Mixed Hypopnea occurs due to the previously mentioned condition, which is obstructive Hypopnea and reduced breathing. It is a condition that is more prevalent amongst patients with more severe OSAHS.
As already explained, the risk factors associated with Hypopnea are many. Therefore, it is necessary to have the problem detected early and have it treated immediately. Thus, one must know the primary symptoms associated with this sleep disorder. The symptoms as a result of this health condition are many. They are the following:
If one has any of the symptoms mentioned above consistently, one should be cautious and immediately act. As a result of this problem, it is also often noted that the partner's sleep gets disturbed.

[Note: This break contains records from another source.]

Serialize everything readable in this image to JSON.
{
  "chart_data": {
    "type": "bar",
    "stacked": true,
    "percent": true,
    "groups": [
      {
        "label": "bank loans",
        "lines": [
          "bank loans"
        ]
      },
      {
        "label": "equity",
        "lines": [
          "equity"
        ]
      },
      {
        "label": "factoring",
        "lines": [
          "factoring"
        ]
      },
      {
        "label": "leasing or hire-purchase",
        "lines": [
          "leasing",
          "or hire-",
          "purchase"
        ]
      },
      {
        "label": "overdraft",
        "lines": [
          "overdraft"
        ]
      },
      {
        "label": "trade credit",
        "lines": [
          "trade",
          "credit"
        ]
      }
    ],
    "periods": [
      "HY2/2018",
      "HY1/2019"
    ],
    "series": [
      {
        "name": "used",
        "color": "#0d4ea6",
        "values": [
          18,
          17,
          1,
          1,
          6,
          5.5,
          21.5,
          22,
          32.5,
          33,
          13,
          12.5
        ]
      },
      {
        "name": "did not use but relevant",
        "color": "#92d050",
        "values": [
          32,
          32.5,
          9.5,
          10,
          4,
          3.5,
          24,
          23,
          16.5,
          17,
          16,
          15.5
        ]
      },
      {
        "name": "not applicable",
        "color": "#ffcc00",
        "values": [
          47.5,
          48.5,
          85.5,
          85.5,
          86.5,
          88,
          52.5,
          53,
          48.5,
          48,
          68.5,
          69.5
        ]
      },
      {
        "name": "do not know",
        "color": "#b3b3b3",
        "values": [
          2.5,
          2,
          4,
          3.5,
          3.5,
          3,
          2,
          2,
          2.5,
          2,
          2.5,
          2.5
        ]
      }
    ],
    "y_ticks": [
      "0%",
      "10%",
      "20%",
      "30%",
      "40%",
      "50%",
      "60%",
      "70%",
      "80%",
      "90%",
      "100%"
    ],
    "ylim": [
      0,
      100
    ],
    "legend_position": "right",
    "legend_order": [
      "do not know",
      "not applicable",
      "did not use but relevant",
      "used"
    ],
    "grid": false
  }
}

The causes depending on the type, may vary. For example, in Obstructive Hypopnea, where there is a blockage in the airflow, it could be due to throat tissue problems like hypothyroidism or obesity. Sometimes the size of the tonsils also could cause it. On the other hand, Central Hypopnea could be due to damage to the brain stem or the use of certain medications.
If you have the symptoms, then he would evaluate the risk factors. He could ask you and your partner questions about your sleep and general health and even examine you. He could also put you through a sleep study, which is known as polysomnography.
Once diagnosed, the treatment of the problem would vary. For example, it could include Continuous Positive Airway Pressure (CPAP) therapy, where pressurized air is supplied to the patient employing CPAP machines using a hose or a mask.